26 November 2009

Search Insight Application

Even in the interval between my last post and this (3 months admittedly), the nature of SEO has transformed. Appetite for real-time information, driven by the twitter-factor, has ingrained the philosophy that recency determines relevancy. Search results have followed suit. Increasingly, the top placements in organic search listings go to the latest content crawled. Granted, that source needs to be credible, and all the usual background checks are still in place (website adhering to search engine best practice guidelines, content focused on particular target search queries & market authority as a results of peer citation and indexed site interaction). With credibility assumed, search users now demand more; they expect the inside scope - personalised results delivered as soon as they come on-stream online.

I manage a small surf shop in Dublin. Lately, in the run up to Christmas, I've noticed a spike in customer requests for second hand surfboards. Tapping into Google's human behavioral nerve-centre, I discovered a mirror reflection in online research activity. Google has revamped and tanked up its keyword tool. One nice feature is the local search trends monthly chart. Check out the obviously increase in Irish interest in terms associated to second hand surfboards:

Go over to Google insights and the picture worldwide reinforces the theory:
Eager to capitalise on these learnings, I immediately logged-in to my surf blog, and drafted a post tailored to the topic in question.

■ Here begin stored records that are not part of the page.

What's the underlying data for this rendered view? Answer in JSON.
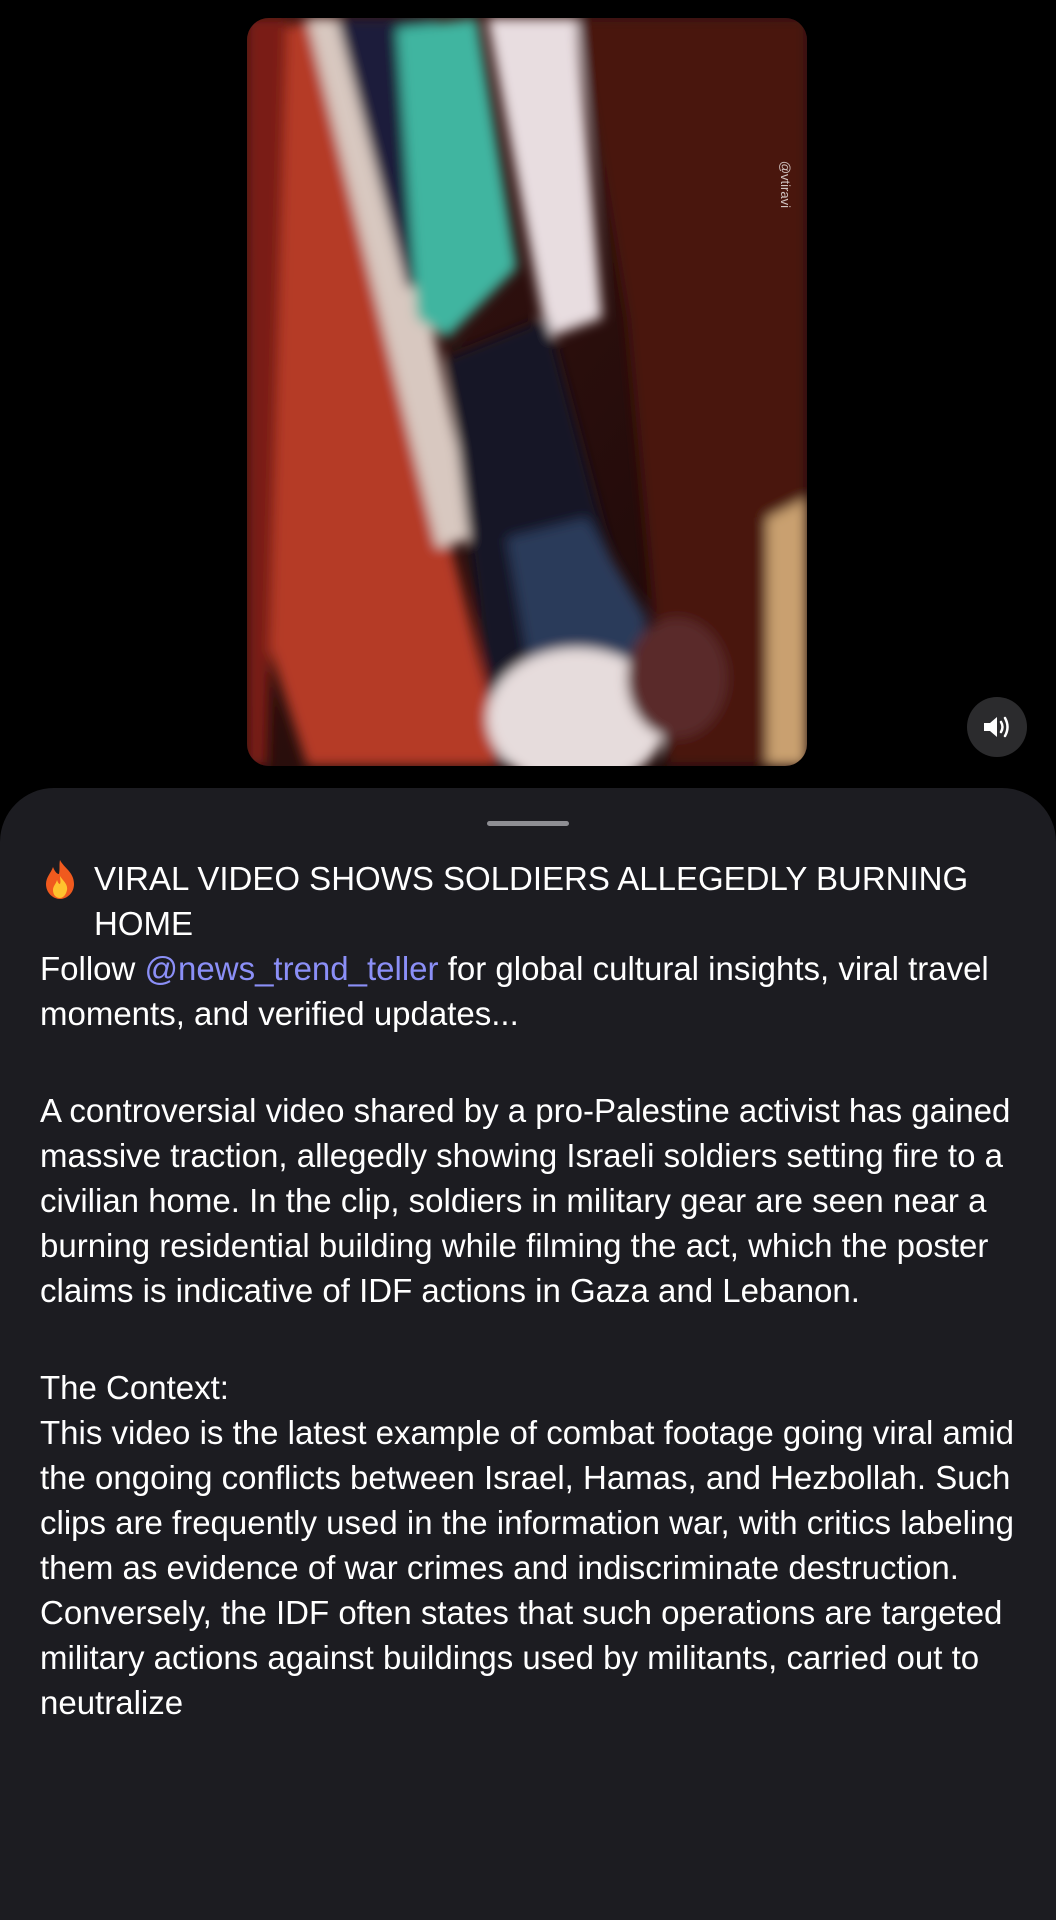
{
  "video": {
    "watermark": "@vtiravi",
    "sound_icon": "speaker-icon"
  },
  "post": {
    "title_icon": "fire-icon",
    "title": "VIRAL VIDEO SHOWS SOLDIERS ALLEGEDLY BURNING HOME",
    "follow_prefix": "Follow ",
    "mention": "@news_trend_teller",
    "follow_suffix": " for global cultural insights, viral travel moments, and verified updates...",
    "paragraph1": "A controversial video shared by a pro-Palestine activist has gained massive traction, allegedly showing Israeli soldiers setting fire to a civilian home. In the clip, soldiers in military gear are seen near a burning residential building while filming the act, which the poster claims is indicative of IDF actions in Gaza and Lebanon.",
    "context_heading": "The Context:",
    "paragraph2": "This video is the latest example of combat footage going viral amid the ongoing conflicts between Israel, Hamas, and Hezbollah. Such clips are frequently used in the information war, with critics labeling them as evidence of war crimes and indiscriminate destruction. Conversely, the IDF often states that such operations are targeted military actions against buildings used by militants, carried out to neutralize"
  }
}
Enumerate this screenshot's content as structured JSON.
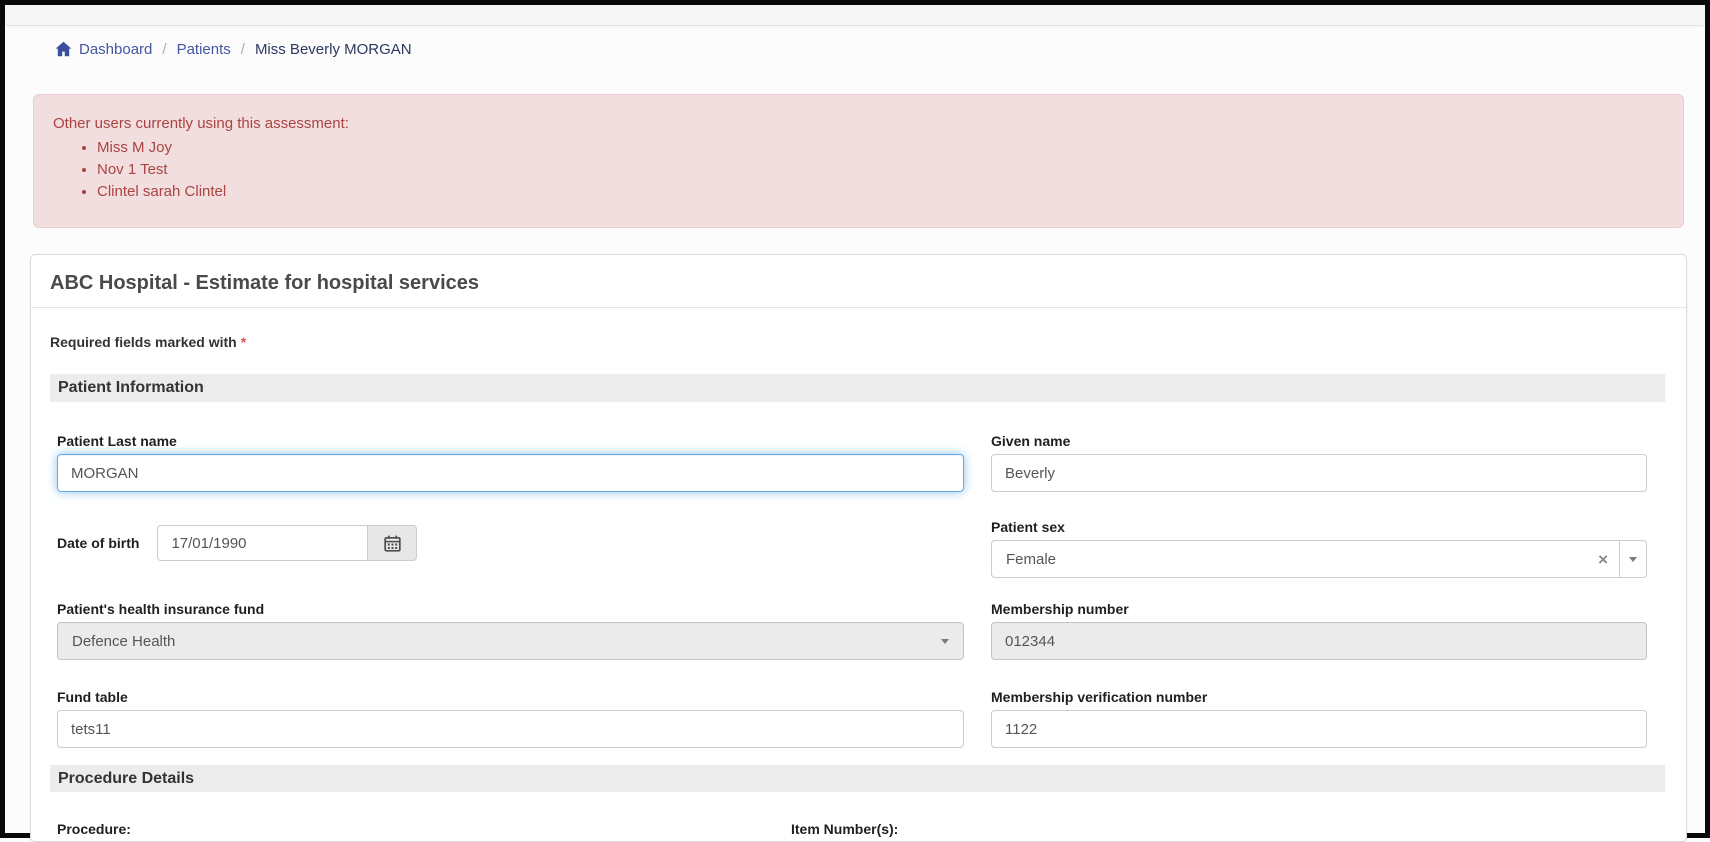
{
  "breadcrumb": {
    "separator": "/",
    "items": [
      {
        "label": "Dashboard"
      },
      {
        "label": "Patients"
      },
      {
        "label": "Miss Beverly MORGAN"
      }
    ]
  },
  "alert": {
    "title": "Other users currently using this assessment:",
    "users": [
      "Miss M Joy",
      "Nov 1 Test",
      "Clintel sarah Clintel"
    ]
  },
  "panel": {
    "title": "ABC Hospital - Estimate for hospital services",
    "required_note": "Required fields marked with",
    "required_marker": "*",
    "section_patient": "Patient Information",
    "section_procedure": "Procedure Details",
    "procedure_label": "Procedure:",
    "item_numbers_label": "Item Number(s):"
  },
  "fields": {
    "patient_last_name": {
      "label": "Patient Last name",
      "value": "MORGAN"
    },
    "given_name": {
      "label": "Given name",
      "value": "Beverly"
    },
    "date_of_birth": {
      "label": "Date of birth",
      "value": "17/01/1990"
    },
    "patient_sex": {
      "label": "Patient sex",
      "value": "Female",
      "clear_glyph": "×"
    },
    "health_fund": {
      "label": "Patient's health insurance fund",
      "value": "Defence Health"
    },
    "membership_number": {
      "label": "Membership number",
      "value": "012344"
    },
    "fund_table": {
      "label": "Fund table",
      "value": "tets11"
    },
    "membership_verification": {
      "label": "Membership verification number",
      "value": "1122"
    }
  },
  "icons": {
    "breadcrumb_home": "home-icon",
    "date_picker": "calendar-icon",
    "patient_sex_clear": "clear-x-icon",
    "patient_sex_caret": "caret-down-icon",
    "health_fund_caret": "caret-down-icon"
  },
  "colors": {
    "alert_bg": "#f2dede",
    "alert_border": "#ebccd1",
    "alert_text": "#a94442",
    "link_blue": "#4356a2",
    "active_crumb": "#2c3863",
    "required_red": "#d9534f",
    "focus_blue": "#63ace8",
    "section_bar_bg": "#ececec",
    "disabled_bg": "#ebebeb"
  }
}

Within hours, the Google.ie results had reshuffled and my post had secured an above-the-fold placement for my website in this niche market. Notice how swift Google is to index and reward new content, articulating the time that the post was published within the search result.

To date, my business has not dabbled in second hand trade - it's incredible how with the use of Google's psychological data-mine and an adaptive strategy, a company's market presence can rise from obscurity to a premium feature in the blink of an eye. This is not just-in-time production, this is ahead-of-time production.

16 August 2009

SEO activities; A realistic breakdown of time-management

I was tempted to right-click copy & paste Randfish's recent "doodles" on SEOmoz, but then I remembered something I'd seen over at SEO book not so long ago, which stopped me in my tracks. Instead, I'll just link over to the article about the field of search engine optimization, which clearly calls a spade a spade!

SEOmoz has the definitive business model for future search marketing. It's worth listening to this interview where Rand outlines why SEOmoz has become a publisher, rather than a consultancy.



03 August 2009

I am not a Plastic Surgeon, I'm a Shrink!

Search engines have challenged the status quo of marketing, or to qualify that, the information revolution, made possible by the Internet, has empowered individuals, as the industrial era did organisations. In the knowledge economy, information transparency enables choice. David can slay Goliath online. On this level playing field, those that treat their consumer pool as a renewable energy resource rather than an oil field will reap recurring dividends. The saying "Customer is King" must pay more than lip-service. Google search results embody genuine customer service, as they refine and improve based on user-feedback. As Chris Anderson points out in his recently published book *FREE*, Google's entire business model revolves around market demand, with monetisation an after-thought. Granted, not all stayed companies can be so liquid and responsive, but as more and more migrate to a foundation built on naughts and zeros, such versatility will be the gold standard.

This puts search analysts at a distinct advantage. Human behavioural scientists at heart, e-business patterns and trends deliver real- (and ahead-of) time insight into consumer psyche; intellectual property most valuable when network economics (herd mentality in the online marketplace) divvy out fewer market players in a competitive market space. Market research, once the occupation of accountants and management consultancy firms, is handed over to psychologists, with market mind-share the subject of their social practice.

Search engine strategists adopt an architectural role in defining the blueprint of a demand-driven business model. To optimise a website is to perform cosmetic plastic surgery - it covers over the wrinkles and excess but ultimately the cracks reemerge, often worse than had well been left alone. If happiness on a personal level comes from looking within oneself (with or without the assistance of a shrink!), corporate success is outward-looking and engineered by an architect who takes their brief at source, the voice of the market.

If you are looking for a quick (but expensive) fix in the operating theatre, try Adwords. If it is long-term results that you're after, step into my office prepared to have your assumptions challenged and your marketing plan inverted.

*book reviews online at the Economist and the Financial Times, both of which struggle with the conceptual framework of "freemium"!